Even if CUDA provided hooks to play with the cache as you suggest, I doubt the performance gain would be measurable over the noise. In kernels where there is good texture read locality within the warp you can already attain performance levels at peak device memory bandwidth: there isn’t any more performance available for the device to give. Whatever small startup penalty you pay in the latency of the first read is more than made up for with the GPUs effective latency hiding for all of the 1000’s of future reads. That and the launch time overhead for a kernel is already ~15us+.

This is the biggest issue here. A kernel which only takes 2000 cycles does ~1.5 us of computation. The launch overhead for the kernel overwhelms the actual calculation, or the filling of the texture cache.

I have some questions related to this discussion.

  1. Is the texture cache always automatically flushed when a new block is loaded onto a MP or not? I have been assuming that it isn’t.

  2. If it isn’t then would there be any way of influencing the loading of blocks onto MPs so as to maximize cache reuse between blocks?
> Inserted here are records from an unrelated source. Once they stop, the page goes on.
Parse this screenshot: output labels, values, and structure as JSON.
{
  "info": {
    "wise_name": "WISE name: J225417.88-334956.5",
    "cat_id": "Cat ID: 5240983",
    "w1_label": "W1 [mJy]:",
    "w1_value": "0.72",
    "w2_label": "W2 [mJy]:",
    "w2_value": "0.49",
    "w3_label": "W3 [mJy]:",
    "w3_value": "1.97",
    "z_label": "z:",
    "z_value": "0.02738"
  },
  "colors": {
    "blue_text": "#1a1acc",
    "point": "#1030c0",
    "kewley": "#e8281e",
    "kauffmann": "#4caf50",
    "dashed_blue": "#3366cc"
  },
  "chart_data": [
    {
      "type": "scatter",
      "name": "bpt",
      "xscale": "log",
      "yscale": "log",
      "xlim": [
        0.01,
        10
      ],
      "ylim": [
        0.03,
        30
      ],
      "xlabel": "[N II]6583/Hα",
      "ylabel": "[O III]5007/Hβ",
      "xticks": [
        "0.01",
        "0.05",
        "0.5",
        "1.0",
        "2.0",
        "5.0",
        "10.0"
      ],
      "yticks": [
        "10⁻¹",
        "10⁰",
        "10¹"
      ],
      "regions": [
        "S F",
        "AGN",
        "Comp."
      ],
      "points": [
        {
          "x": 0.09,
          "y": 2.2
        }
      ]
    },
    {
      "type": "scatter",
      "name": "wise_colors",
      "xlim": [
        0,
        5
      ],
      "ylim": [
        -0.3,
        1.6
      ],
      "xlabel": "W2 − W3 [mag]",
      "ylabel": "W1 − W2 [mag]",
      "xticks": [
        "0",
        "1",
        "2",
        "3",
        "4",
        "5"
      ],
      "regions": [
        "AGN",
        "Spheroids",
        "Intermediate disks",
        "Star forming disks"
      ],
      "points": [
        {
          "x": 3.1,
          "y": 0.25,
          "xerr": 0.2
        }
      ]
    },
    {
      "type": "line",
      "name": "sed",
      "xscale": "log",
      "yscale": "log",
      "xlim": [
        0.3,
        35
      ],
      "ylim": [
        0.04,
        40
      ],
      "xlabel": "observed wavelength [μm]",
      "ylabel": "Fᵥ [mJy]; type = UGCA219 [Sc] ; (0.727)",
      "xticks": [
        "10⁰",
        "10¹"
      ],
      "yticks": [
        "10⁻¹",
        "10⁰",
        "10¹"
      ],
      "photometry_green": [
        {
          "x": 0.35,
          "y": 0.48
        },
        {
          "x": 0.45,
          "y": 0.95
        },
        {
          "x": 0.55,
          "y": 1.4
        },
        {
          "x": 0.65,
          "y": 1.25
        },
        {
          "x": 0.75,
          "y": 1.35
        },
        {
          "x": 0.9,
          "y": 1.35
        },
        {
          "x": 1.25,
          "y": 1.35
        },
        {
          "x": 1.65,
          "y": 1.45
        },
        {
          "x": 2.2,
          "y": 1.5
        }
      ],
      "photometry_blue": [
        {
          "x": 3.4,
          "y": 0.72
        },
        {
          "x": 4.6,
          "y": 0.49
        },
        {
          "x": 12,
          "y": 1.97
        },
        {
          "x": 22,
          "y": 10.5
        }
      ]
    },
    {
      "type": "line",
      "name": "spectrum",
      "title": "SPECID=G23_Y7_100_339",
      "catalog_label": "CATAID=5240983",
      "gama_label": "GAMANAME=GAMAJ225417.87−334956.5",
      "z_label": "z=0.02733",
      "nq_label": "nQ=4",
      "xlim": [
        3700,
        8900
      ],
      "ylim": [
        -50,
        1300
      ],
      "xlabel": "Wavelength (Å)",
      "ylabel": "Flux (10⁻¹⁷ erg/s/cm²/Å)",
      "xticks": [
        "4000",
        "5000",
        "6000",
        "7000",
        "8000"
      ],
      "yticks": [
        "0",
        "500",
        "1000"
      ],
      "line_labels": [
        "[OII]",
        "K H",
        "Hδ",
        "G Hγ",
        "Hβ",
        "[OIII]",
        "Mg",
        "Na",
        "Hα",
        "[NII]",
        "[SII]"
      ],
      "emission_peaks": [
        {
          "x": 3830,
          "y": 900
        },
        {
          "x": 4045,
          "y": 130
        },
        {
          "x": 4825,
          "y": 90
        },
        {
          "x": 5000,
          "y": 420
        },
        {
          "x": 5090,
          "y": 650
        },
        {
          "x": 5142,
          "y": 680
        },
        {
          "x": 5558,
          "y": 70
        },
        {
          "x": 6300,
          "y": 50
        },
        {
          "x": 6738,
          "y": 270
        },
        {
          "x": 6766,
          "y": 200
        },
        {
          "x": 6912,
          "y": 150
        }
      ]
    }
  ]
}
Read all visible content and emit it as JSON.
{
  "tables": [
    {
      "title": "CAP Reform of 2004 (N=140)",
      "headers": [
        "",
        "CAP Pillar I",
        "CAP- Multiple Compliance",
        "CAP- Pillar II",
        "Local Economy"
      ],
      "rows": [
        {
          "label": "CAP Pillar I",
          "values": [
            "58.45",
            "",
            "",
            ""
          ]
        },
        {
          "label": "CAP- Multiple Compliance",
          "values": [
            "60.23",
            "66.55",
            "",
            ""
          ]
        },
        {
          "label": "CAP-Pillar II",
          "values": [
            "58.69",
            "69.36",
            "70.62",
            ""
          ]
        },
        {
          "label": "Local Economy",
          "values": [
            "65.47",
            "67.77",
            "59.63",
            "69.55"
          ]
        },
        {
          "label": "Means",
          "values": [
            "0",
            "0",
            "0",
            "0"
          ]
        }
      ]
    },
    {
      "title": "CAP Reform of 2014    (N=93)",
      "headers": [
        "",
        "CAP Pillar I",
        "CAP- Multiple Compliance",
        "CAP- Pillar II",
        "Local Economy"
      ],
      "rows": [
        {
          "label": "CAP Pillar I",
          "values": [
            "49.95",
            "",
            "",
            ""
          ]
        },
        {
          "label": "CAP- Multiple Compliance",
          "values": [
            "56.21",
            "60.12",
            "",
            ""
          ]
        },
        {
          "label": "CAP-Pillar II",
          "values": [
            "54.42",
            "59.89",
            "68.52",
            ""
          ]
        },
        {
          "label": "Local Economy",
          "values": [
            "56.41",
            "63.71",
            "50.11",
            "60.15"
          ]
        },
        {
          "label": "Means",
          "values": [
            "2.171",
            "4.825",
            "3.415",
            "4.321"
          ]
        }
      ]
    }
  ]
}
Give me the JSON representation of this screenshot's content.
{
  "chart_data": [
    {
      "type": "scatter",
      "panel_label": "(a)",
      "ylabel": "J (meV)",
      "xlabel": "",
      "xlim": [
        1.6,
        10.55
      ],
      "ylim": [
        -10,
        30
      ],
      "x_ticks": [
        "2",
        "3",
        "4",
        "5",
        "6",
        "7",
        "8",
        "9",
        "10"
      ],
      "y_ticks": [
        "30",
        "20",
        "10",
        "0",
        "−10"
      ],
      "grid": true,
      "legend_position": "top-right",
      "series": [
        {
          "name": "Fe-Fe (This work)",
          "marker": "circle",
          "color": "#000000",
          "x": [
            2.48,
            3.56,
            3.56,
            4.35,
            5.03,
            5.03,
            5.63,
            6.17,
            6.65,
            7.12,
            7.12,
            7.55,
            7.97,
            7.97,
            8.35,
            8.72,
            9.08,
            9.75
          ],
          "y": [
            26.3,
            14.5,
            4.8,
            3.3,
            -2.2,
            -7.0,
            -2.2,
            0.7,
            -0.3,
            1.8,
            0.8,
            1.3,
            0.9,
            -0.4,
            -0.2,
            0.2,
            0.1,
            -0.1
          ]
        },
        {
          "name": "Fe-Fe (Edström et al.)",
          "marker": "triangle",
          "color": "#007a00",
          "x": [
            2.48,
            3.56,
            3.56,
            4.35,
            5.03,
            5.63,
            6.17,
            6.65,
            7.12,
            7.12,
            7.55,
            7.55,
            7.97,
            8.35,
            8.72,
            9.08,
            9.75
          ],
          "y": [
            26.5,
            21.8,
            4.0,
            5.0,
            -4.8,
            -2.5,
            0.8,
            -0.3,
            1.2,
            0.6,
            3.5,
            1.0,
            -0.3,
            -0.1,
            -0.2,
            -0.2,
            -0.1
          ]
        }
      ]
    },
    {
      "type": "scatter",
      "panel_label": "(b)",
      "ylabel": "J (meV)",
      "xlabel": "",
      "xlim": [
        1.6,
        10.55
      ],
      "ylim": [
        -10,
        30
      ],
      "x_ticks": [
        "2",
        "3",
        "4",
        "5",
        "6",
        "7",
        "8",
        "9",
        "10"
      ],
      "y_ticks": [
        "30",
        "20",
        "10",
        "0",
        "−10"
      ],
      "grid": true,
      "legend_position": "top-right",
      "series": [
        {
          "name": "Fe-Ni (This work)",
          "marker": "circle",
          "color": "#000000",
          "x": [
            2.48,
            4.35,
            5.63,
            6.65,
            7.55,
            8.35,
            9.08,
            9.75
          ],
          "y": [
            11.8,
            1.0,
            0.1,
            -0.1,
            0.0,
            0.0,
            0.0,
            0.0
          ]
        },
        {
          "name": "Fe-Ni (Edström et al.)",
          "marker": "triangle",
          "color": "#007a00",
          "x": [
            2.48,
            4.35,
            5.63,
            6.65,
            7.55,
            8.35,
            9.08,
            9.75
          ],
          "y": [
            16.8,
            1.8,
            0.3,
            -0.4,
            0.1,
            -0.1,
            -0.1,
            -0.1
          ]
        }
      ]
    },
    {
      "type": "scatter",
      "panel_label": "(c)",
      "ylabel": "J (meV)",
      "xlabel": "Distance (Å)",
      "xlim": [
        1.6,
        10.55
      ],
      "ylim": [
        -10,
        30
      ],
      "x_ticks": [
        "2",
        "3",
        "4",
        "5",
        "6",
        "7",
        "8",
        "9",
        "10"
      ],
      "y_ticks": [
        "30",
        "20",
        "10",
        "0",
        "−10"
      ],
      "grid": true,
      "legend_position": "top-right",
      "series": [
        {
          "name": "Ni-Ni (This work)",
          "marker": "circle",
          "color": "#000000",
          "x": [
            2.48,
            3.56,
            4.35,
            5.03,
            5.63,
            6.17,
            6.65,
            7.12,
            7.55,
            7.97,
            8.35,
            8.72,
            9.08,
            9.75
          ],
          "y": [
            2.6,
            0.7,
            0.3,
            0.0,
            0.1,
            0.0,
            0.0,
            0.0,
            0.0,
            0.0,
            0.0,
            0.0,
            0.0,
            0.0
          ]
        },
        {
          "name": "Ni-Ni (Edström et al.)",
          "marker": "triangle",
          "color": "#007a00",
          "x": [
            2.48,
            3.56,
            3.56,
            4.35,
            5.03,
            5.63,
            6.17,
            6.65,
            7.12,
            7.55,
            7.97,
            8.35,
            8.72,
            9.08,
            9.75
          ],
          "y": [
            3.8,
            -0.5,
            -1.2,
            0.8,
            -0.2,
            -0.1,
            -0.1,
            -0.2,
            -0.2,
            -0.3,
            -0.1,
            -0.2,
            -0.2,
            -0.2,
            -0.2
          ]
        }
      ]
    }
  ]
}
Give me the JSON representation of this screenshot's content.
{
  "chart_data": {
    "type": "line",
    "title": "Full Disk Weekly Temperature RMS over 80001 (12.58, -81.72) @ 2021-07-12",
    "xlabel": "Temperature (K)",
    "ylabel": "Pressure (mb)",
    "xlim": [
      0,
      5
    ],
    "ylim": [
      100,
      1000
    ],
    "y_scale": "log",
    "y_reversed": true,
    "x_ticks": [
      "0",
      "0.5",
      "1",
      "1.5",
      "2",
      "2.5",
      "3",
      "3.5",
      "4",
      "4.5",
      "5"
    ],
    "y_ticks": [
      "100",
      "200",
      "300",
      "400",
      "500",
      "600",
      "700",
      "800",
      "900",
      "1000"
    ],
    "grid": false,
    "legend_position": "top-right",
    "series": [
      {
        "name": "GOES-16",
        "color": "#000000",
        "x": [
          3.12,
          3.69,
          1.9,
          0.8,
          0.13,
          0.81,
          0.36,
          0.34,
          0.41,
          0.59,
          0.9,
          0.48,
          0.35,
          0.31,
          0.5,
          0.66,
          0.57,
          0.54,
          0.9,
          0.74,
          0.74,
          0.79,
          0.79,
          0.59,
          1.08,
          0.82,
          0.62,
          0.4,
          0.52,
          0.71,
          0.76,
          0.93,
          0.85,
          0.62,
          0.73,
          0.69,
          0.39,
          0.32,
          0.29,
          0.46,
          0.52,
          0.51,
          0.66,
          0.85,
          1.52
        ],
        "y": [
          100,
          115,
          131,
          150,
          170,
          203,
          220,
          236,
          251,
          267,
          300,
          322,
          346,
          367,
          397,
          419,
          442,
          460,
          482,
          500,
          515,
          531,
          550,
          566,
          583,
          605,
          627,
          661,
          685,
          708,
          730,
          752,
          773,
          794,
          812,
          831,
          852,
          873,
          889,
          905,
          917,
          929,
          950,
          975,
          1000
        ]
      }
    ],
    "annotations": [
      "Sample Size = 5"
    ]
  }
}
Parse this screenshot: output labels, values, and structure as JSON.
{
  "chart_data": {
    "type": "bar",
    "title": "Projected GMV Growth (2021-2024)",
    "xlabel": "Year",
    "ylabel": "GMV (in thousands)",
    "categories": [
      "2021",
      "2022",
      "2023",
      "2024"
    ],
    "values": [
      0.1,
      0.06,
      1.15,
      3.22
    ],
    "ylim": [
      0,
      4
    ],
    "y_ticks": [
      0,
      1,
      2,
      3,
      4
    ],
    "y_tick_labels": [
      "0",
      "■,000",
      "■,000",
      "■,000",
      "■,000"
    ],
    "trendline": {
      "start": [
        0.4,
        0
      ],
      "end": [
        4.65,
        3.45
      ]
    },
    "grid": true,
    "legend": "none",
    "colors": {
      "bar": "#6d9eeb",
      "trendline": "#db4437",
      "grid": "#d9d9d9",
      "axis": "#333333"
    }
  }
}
  1. The documentation doesn’t say either way. But I would assume that there is no flush when a new block comes onto the MP it doesn’t make much sense.

  2. You can’t influence what blocks go onto which MP. That is all up to the GPU hardware scheduler and is completely non-deterministic.

Just to add a little more to the discussion, I find it helpful to not think of the texture “cache” as a cache, but rather as an “almost coalesced memory reader”. First, the “cache” is so tiny that by the time the MP gets back to executing a warp the cache has likely already flushed the value that the warp previously read. Thus, temporal locality among reads doesn’t increase performance at all. Data locality of the reads within the warp is all that matters, hence the term “almost coalesced memory reader”.

Second, the “cache” doesn’t seem able to provide more than the device memory bandwidth. I know the programming guide says that the “cache” reads values at the speed of shared memory (or something like that) if there is a hit, but my experimentation shows otherwise. A kernel where every single thread reads the same element from a texture still only attains 70 GiB/s of memory bandwidth (counting the total bytes read as num_threads * sizeof(texture element).